La fin de l’impunité
Les vannes étaient ouvertes, déversant sous le hashtag #MeToo un torrent de boue trop longtemps retenu. Le mouvement a signé la fin de l’impunité, emporté d’autres Weinstein, petits ou grands, indifféremment auteurs de viols ou de simples gestes déplacés, dans une sidérante hécatombe. Après le monde du spectacle, #MeToo a envahi celui des médias, puis de la politique.
En décembre, Donald Trump a senti le vent du boulet, lorsque le candidat au poste de sénateur de l’Alabama qu’il avait activement soutenu, le républicain Roy Moore, a perdu une élection partielle réputée imperdable : victime collatérale de #MeToo, Roy Moore avait été accusé d’avoir abusé de jeunes filles. Pour sa traditionnelle couverture consacrée à « l’homme de l’année », Time Magazine a choisi des femmes, « les briseuses de silence » ; le Financial Times a aussi distingué une femme, Susan Fowler, la jeune ingénieur high-tech qui avait dénoncé, en février, la culture du harcèlement sexuel chez Uber.
Voilà pour le monde protestant anglo-saxon. Chez les Latins, comme toujours, cela a été plus compliqué. Confrontées à l’affaire Strauss-Kahn il y a six ans, les Françaises avaient manqué l’occasion d’une grande explication nationale sur les rapports hommes-femmes. L’affaire Baupin, en 2016, provoqua quelques frémissements, mais les accusations contre le député écologiste étaient prescrites : on ferma le ban.
« Que la honte change de camp est essentiel »
Lorsque #MeToo a franchi l’Atlantique cet automne, la vague a été d’autant plus brutale qu’elle était tardive : au lieu de se rallier à un #MoiAussi consensuel, elles ont plébiscité #Balancetonporc. Cru, vengeur. Ça a choqué, bien sûr. « Balance » est un mot connoté. C’est vrai, ont répondu les balanceuses, balancer, ce n’est pas joli. Mais harceler non plus.
Avant de nous quitter le 15 novembre, la grande anthropologue féministe Françoise Héritier a vu naître le mouvement #MeToo ; elle l’a apprécié à sa juste valeur : « Je trouve ça formidable, a-t-elle confié à Annick Cojean, dans La Matinale du Monde le 4 novembre. Que la honte change de camp est essentiel. C’est ce qui nous a manqué depuis des millénaires : comprendre que nous n’étions pas seules ! Les conséquences de ce mouvement peuvent être énormes. »
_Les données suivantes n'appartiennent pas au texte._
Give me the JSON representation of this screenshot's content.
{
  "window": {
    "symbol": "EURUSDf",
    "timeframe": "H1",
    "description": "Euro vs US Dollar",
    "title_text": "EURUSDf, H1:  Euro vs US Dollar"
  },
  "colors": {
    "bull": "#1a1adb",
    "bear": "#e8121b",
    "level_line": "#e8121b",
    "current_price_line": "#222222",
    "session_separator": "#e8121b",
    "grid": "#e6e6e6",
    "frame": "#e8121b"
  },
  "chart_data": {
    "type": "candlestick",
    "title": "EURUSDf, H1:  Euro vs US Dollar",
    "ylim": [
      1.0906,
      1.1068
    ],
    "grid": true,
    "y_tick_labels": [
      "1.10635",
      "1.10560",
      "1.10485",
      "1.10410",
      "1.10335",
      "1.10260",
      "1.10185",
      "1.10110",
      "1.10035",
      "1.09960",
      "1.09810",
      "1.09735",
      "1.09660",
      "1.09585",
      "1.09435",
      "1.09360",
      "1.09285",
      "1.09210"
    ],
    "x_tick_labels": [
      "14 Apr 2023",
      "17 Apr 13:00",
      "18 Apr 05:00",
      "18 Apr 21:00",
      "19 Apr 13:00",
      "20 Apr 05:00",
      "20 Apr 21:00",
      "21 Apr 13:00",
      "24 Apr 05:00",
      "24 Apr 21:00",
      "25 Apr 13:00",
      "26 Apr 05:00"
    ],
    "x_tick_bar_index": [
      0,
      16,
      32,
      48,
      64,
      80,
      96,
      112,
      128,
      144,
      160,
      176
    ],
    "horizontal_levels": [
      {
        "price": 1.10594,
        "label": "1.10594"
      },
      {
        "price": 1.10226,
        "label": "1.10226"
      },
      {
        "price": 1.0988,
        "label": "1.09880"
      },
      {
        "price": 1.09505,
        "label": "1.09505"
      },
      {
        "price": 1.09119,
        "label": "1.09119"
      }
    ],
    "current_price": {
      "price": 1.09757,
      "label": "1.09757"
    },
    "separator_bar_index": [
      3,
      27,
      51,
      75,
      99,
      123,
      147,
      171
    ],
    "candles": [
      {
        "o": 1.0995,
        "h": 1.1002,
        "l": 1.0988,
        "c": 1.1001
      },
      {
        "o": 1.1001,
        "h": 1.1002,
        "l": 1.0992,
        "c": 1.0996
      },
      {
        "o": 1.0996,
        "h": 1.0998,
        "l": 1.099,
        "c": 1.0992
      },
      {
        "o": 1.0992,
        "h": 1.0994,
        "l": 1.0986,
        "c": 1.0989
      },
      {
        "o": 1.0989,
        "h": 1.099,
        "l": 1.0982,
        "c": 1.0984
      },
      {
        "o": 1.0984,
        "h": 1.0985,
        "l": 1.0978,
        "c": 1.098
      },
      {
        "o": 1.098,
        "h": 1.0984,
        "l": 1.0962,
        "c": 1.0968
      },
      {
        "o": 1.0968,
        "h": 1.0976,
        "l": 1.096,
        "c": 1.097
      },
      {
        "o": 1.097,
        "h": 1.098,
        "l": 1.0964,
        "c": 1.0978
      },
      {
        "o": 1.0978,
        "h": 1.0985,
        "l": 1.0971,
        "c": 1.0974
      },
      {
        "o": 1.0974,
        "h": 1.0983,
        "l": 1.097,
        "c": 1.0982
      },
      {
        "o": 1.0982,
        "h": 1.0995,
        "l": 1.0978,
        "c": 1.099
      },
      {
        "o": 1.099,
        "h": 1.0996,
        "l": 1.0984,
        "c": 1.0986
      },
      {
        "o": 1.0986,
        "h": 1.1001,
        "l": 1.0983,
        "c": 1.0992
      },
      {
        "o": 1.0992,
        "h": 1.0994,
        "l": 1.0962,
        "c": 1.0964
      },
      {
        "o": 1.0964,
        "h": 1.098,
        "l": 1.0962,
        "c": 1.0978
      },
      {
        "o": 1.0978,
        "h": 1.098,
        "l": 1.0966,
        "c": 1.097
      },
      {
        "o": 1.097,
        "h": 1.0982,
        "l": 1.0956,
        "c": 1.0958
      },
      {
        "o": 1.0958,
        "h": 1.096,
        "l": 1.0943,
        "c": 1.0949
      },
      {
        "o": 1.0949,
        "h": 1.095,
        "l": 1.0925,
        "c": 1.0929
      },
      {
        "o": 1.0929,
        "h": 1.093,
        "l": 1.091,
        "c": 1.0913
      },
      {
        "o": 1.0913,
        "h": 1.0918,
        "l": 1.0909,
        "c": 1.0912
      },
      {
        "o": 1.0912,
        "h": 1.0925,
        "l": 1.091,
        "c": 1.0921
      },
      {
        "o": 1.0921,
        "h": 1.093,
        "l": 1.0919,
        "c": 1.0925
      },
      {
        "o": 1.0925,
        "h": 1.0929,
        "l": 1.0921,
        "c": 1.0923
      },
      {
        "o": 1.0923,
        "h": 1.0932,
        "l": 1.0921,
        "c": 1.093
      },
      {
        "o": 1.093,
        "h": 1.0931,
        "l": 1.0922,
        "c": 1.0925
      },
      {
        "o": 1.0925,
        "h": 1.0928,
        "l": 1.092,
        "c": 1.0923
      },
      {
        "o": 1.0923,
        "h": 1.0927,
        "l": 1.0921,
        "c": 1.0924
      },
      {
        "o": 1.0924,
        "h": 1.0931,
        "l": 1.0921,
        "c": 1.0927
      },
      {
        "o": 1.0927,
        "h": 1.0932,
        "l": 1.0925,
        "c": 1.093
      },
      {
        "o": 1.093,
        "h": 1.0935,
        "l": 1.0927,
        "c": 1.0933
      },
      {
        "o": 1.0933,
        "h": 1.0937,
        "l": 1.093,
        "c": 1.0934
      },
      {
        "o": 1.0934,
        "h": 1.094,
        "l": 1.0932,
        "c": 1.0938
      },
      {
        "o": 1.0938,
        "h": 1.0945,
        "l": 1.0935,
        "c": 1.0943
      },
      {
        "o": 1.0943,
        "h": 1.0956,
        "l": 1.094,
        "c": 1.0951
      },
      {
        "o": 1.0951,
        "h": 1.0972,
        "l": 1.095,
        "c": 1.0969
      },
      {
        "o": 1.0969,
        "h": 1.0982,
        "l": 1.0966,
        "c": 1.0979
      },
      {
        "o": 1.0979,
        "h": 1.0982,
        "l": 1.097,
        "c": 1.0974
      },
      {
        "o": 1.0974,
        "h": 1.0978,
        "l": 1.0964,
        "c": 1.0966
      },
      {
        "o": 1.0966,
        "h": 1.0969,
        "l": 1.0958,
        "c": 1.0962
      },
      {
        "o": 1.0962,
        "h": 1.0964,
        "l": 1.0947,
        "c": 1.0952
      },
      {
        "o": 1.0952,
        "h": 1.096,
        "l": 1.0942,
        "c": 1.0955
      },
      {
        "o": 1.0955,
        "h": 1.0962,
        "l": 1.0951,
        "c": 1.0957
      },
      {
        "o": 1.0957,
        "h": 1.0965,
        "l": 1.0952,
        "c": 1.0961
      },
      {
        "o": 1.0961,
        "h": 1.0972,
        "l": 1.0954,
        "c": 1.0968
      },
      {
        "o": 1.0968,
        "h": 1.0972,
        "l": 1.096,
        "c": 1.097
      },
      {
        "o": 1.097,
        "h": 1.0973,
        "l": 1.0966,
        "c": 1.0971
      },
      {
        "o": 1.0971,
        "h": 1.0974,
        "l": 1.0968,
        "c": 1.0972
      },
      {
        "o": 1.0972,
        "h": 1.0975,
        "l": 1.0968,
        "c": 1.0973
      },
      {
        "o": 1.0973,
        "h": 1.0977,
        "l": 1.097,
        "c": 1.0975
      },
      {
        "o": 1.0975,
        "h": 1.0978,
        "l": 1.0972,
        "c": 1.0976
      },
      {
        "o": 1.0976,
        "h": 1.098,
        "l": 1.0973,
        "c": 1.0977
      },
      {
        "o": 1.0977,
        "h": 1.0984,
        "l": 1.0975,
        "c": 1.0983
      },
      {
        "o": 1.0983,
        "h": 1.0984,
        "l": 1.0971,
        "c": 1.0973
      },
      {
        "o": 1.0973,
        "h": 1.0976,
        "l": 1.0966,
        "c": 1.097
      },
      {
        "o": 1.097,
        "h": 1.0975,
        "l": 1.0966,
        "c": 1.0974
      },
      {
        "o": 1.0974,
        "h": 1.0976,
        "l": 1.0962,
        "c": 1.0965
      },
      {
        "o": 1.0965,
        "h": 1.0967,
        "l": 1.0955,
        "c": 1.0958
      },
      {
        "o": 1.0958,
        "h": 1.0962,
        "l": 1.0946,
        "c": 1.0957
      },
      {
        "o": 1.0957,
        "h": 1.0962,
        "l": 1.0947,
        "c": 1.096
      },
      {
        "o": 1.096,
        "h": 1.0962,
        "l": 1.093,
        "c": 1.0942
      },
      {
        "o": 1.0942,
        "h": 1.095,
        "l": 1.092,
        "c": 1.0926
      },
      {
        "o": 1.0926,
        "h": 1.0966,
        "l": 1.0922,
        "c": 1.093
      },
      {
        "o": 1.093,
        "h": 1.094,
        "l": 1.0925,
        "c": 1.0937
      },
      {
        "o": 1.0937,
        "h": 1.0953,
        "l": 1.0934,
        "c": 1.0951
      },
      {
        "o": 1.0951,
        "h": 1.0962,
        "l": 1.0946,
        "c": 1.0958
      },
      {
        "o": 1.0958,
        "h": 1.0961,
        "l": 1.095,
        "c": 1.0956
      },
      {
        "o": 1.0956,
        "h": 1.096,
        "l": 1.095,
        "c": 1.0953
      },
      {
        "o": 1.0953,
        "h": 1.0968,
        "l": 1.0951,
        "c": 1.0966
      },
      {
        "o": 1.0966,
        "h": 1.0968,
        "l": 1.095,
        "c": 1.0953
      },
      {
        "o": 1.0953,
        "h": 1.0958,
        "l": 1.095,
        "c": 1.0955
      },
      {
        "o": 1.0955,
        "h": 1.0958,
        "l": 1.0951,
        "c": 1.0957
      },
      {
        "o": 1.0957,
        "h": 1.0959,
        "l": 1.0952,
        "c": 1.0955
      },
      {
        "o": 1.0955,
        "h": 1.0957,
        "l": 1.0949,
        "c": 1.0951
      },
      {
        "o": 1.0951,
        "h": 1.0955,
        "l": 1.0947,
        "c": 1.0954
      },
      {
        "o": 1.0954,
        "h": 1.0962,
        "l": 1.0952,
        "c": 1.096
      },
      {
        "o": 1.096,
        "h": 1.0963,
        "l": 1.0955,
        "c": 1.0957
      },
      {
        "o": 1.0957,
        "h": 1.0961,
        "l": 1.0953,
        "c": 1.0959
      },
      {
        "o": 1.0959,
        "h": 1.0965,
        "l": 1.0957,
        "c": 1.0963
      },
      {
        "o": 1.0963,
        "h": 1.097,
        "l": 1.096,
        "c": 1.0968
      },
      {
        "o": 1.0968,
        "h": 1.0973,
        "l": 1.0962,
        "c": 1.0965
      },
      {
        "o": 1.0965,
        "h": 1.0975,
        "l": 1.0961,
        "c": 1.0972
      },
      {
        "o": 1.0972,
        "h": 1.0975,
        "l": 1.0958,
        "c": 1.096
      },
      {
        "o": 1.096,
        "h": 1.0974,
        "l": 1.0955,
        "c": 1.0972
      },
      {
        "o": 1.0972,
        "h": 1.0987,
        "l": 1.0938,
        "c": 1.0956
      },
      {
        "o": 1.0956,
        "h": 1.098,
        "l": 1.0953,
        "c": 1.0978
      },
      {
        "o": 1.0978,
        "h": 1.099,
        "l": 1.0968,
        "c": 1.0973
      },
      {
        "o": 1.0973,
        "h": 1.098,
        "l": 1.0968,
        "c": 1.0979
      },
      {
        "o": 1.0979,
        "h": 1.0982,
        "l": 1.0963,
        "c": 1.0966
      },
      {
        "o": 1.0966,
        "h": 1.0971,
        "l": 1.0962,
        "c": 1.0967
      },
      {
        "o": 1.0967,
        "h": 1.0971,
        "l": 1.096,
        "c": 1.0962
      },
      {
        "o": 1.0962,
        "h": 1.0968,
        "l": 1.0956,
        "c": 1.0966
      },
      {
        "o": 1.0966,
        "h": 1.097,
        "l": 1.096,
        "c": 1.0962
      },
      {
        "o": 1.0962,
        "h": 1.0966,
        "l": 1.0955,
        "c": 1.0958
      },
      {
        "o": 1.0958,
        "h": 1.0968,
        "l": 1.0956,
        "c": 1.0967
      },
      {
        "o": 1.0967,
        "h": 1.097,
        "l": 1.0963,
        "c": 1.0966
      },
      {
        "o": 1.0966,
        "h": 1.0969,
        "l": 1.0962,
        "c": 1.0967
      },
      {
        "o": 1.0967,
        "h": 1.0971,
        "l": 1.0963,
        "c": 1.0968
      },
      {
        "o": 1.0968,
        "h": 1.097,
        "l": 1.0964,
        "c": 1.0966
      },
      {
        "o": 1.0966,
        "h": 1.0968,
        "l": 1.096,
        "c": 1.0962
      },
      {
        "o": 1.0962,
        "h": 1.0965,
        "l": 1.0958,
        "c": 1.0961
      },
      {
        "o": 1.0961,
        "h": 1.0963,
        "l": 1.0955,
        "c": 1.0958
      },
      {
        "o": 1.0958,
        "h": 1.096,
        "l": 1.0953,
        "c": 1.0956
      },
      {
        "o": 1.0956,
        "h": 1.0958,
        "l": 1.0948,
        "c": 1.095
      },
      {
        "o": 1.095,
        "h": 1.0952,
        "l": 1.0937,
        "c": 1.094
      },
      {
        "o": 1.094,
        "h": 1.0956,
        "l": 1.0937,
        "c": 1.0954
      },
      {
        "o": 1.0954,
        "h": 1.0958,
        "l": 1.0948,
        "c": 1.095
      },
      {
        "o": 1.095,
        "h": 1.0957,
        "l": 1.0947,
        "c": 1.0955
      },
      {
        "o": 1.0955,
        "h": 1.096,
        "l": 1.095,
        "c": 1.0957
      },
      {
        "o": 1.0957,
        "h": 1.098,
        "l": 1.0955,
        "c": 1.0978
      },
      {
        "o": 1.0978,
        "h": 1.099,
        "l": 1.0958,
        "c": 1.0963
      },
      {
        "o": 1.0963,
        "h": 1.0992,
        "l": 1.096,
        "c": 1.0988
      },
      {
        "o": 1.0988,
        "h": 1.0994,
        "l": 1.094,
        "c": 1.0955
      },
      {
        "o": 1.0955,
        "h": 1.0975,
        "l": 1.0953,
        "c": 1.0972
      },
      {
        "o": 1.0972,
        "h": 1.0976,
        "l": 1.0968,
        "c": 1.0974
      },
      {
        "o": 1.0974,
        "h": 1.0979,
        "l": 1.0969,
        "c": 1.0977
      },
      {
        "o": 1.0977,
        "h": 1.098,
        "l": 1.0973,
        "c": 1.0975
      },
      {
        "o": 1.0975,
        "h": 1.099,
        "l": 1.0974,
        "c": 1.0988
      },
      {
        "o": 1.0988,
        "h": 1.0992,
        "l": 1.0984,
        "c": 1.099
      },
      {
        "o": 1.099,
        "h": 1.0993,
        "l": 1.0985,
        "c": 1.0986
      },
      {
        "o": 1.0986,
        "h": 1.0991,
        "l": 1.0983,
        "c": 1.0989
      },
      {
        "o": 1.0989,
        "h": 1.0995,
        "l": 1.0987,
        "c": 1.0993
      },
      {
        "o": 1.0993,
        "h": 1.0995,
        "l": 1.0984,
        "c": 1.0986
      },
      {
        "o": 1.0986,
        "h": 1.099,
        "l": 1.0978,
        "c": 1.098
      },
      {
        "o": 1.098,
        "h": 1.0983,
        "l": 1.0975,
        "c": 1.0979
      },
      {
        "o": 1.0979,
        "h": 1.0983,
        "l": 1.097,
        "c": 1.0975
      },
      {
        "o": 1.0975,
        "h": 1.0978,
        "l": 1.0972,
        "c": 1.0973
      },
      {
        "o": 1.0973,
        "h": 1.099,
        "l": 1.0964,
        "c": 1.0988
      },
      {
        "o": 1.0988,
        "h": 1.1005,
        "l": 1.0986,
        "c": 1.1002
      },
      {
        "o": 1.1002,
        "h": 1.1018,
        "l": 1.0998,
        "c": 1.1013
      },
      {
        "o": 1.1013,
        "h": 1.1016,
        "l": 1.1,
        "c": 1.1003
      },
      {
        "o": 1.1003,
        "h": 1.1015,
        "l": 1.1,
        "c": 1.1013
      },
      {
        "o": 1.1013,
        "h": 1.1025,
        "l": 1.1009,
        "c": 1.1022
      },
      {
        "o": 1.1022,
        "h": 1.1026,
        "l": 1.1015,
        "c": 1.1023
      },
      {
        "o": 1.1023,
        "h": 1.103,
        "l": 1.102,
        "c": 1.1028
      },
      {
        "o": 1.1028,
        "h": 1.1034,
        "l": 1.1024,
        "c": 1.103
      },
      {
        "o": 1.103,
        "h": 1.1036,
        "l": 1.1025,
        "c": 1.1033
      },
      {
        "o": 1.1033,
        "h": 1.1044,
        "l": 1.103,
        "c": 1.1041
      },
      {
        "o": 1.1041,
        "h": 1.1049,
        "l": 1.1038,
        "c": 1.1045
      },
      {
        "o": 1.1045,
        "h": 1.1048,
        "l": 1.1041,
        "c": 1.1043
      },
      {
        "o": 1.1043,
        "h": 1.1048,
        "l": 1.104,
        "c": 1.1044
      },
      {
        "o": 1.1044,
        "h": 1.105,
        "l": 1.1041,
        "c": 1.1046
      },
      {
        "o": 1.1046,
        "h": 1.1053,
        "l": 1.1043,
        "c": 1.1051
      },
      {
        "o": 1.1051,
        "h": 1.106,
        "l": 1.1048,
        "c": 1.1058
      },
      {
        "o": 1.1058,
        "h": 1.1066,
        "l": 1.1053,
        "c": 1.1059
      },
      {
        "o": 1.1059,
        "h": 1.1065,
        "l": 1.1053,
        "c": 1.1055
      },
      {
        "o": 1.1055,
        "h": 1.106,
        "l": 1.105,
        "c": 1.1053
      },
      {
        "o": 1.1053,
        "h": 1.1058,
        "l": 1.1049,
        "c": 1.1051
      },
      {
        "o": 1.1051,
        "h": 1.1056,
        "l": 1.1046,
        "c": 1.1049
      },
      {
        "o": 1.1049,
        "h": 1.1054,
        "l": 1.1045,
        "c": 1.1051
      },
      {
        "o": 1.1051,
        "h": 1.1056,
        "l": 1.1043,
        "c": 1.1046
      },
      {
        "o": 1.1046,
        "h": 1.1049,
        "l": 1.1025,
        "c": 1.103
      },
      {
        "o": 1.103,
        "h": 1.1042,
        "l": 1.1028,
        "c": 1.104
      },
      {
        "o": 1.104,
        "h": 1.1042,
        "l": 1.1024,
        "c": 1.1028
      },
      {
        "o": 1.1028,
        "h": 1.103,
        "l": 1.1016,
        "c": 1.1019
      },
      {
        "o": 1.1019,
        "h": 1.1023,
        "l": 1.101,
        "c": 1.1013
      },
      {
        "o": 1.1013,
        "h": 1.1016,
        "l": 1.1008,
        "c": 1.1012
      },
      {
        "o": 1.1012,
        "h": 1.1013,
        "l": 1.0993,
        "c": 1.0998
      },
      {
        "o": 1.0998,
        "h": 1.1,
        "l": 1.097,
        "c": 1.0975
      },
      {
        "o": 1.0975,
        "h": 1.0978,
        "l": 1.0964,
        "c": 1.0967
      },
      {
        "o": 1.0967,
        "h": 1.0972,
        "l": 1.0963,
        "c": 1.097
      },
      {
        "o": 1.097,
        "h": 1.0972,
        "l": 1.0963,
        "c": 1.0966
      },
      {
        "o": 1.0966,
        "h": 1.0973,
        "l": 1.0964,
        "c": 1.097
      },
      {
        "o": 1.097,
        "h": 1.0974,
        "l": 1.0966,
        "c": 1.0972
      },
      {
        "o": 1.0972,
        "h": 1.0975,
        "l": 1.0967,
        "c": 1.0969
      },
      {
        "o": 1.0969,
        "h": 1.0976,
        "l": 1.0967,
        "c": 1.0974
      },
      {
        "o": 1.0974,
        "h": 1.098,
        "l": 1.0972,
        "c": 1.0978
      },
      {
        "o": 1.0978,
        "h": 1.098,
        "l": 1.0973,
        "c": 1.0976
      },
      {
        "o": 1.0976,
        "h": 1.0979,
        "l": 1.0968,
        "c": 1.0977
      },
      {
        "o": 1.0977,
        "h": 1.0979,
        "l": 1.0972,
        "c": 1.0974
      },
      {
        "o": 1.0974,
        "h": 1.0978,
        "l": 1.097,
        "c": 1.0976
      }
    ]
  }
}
Oui, elles « pourraient » être énormes. Ce mouvement a permis depuis deux mois une libération de la parole sans précédent. Des femmes qui n’avaient jamais osé rien dire ont signé des pétitions, porté plainte quand c’était possible. Des journalistes ont enquêté avec une énergie nouvelle. Des pères, des maris, des amis ont découvert, incrédules, des pans d’existence féminine insoupçonnés. D’autres hommes, protégés depuis toujours par un système masculin, ont subitement essayé de se faire oublier. Le président de la République a solennellement proclamé l’égalité hommes-femmes « grande cause du quinquennat ».
Mais déjà se profile le retour de bâton. L’ignoble lynchage, sur les réseaux sociaux, de femmes qui ont osé identifier leurs agresseurs est hautement dissuasif. Des accusatrices réfléchissent, puis reculent. Des hommes regardent ailleurs, se disent que la tempête va s’apaiser – et tout, après, redeviendra comme avant ? Les institutions se protègent, les journalistes heurtent un mur.
Construit et dominé par les hommes, le système se fissure, mais il résiste redoutablement bien. Comme résiste cette image si française et si commode, celle d’une culture de la séduction bien à nous : où donc fixer la limite ? Bonne question, alors parlons-en. Non, la France n’est pas les Etats-Unis. Aux Etats-Unis, en 2017, on a livré les porcs au bûcher, parfois hâtivement. En France, on préfère encore les cacher.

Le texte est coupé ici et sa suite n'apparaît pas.